文章目录[隐藏]
注意
- 一块GPU(主要是快啊)
- 一个下午(主要是有点阴间)
- SSD(等着HDD的4K会让人麻的)
- 一个AI陪着你(稍微智商在线的,比如说gemini2和deepseek)
- ubuntu22.04或者类似的linux系统,看你自己,反正环境配不好才是最大的问题。(其实windows也可以做但是后面有些步骤做不到)
- 一堆图片或者你自己找测试图
- 该连接外网接外网,该换源换源
机器开局
自己去装驱动,cuda用12+吧,cudnn先不急着来。主要是一开始用11.8的那样的话你的其他的开发任务很难搞,所以两个版本的cuda是必须要的。到时候切换软链接就行。
这个是驱动,你可以先装驱动对应的最高cuda版本,我这里就是两个,11.8是专门给paddlex的优化器的。
ls /usr/local/ | grep cuda
我倒是觉得如果只是进行paddle,那样的话用cuda11.8和cudnn8.6先弄好所有的环境变量在往后走。
安装paddle
说真的paddle有坑,第一关就是安装,因为很容易直接到cpu版本去。自己用conda弄个虚拟环境啊。python=3.9的,我没测试3.10
打开文档
2.2 GPU 版的 PaddlePaddle
2.2.1 CUDA11.8 的 PaddlePaddle(依赖 gcc8+, 如果需要使用 TensorRT 可自行安装 TensorRT8.5.3.1)
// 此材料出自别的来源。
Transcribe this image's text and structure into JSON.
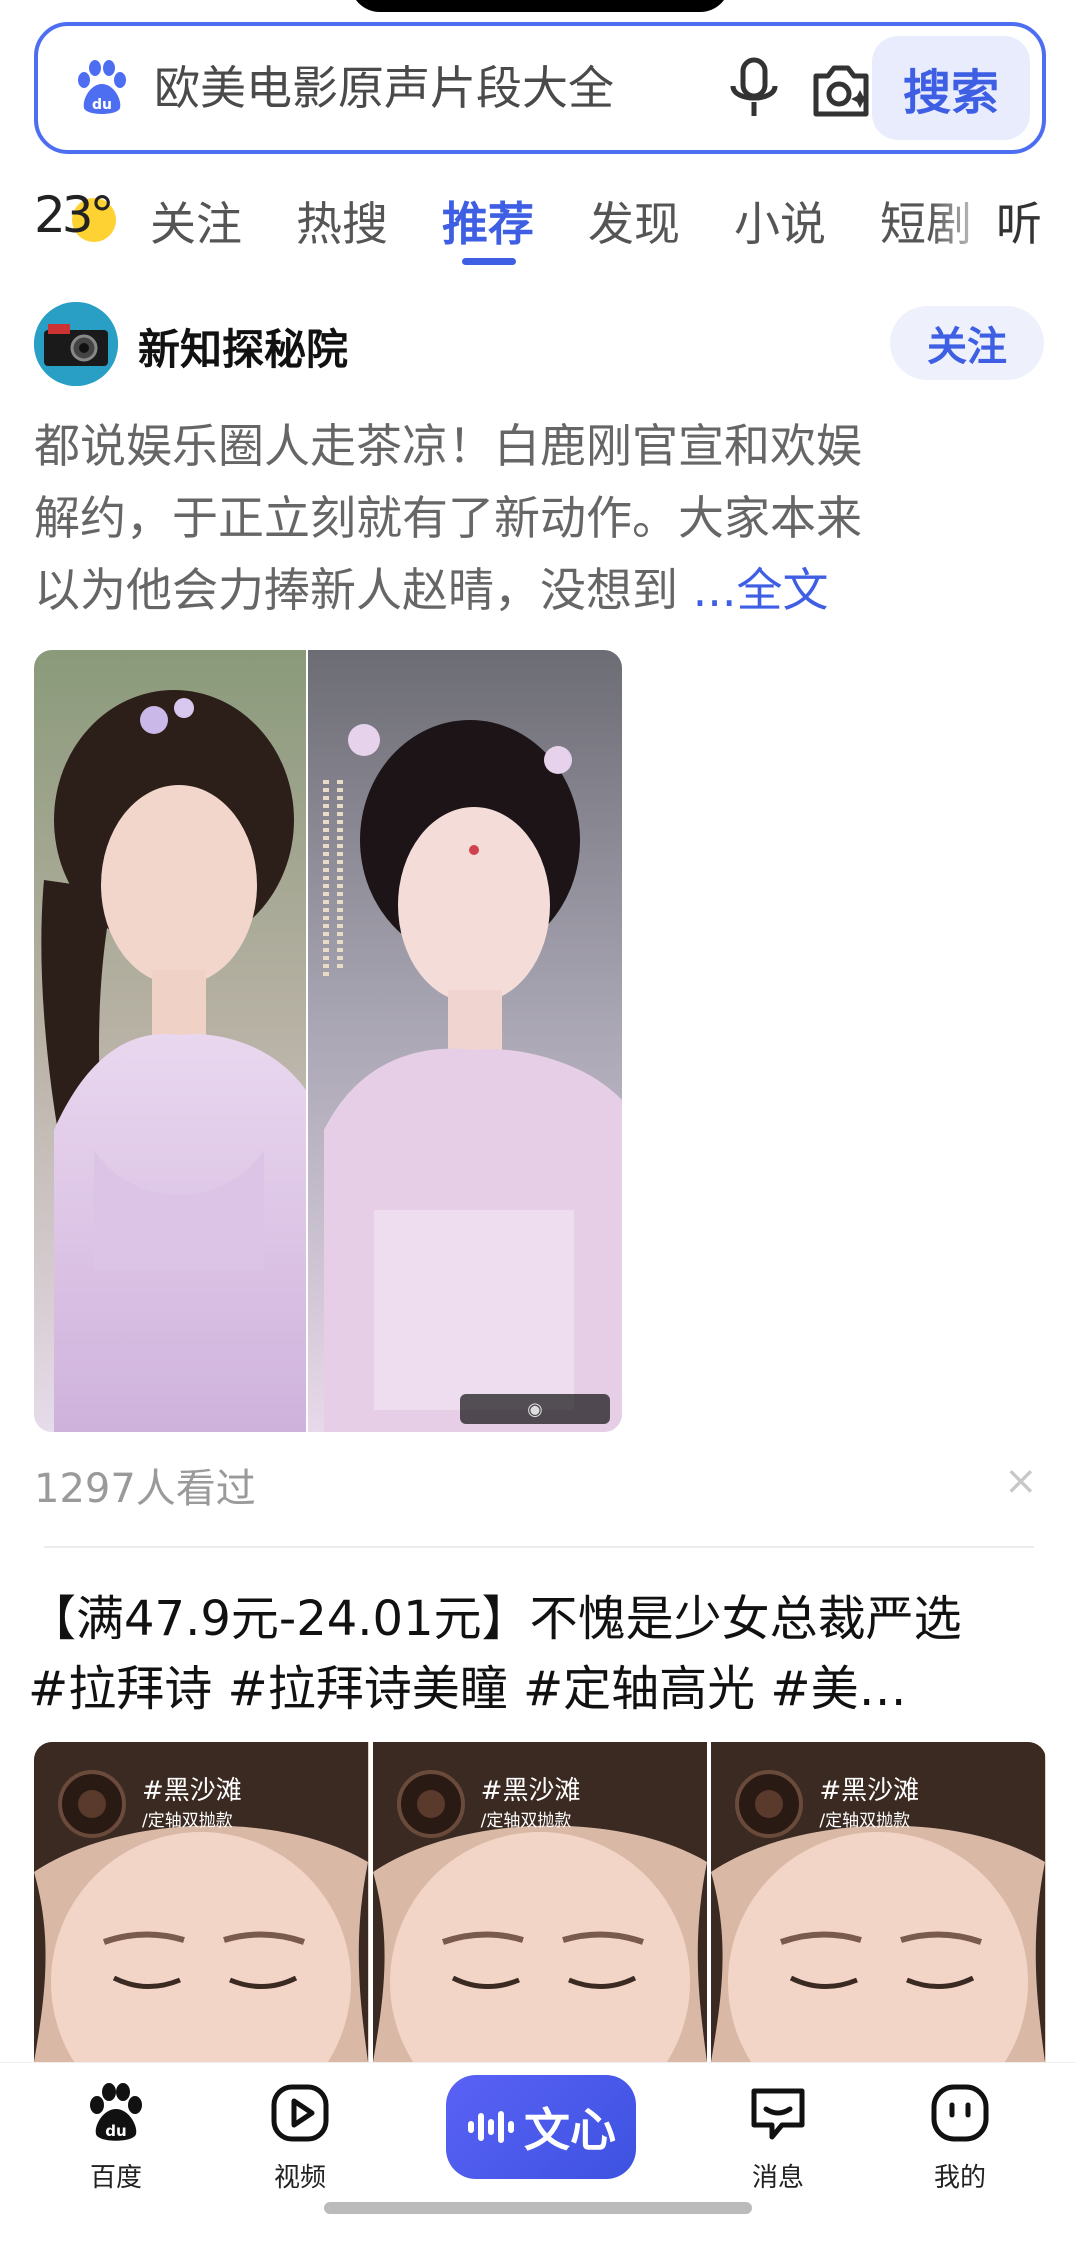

python3 -m pip install paddlepaddle-gpu==3.0.0rc1 -i https://www.paddlepaddle.org.cn/packages/stable/cu118/
三、验证安装
安装完成后您可以使用 python3 进入 python 解释器,输入import paddle ,再输入 paddle.utils.run_check()
如果出现PaddlePaddle is installed successfully!,说明您已成功安装。如果出现PaddlePaddle is installed successfully!,说明您已成功安装。
这个时候照着来就行,安装完成的样子大概是
测试
import paddle
print(f"Paddle Version: {paddle.__version__}")
print(f"CUDA Device: {paddle.device.get_device()}")
paddle.utils.run_check()
接着可以先不急着测试,还要继续安装
安装paddlex
打开文档
https://paddlepaddle.github.io/PaddleX/latest/installation/installation.html#1
1.2 插件安装模式¶
若您使用PaddleX的应用场景为二次开发 (例如重新训练模型、微调模型、自定义模型结构、自定义推理代码等),那么推荐您使用功能更加强大的插件安装模式。
安装您需要的PaddleX插件之后,您不仅同样能够对插件支持的模型进行推理与集成,还可以对其进行模型训练等二次开发更高级的操作。
PaddleX支持的插件如下,请您根据开发需求,确定所需的一个或多个插件名称:
👉 插件和产线对应关系(点击展开)
若您需要安装的插件为PaddleXXX,在参考飞桨PaddlePaddle本地安装教程安装飞桨后,您可以直接执行如下指令快速安装PaddleX的对应插件:
git clone https://github.com/PaddlePaddle/PaddleX.git
cd PaddleX
pip install -e .
paddlex --install PaddleXXX # 例如PaddleOCR
❗ 注:采用这种安装方式后,是可编辑模式安装,当前项目的代码更改,都会直接作用到已经安装的 PaddleX Wheel 包。
如果上述安装方式可以安装成功,则可以跳过接下来的步骤。
若您使用Linux操作系统,请参考2. Linux安装PaddleX详细教程。其他操作系统的安装方式,敬请期待。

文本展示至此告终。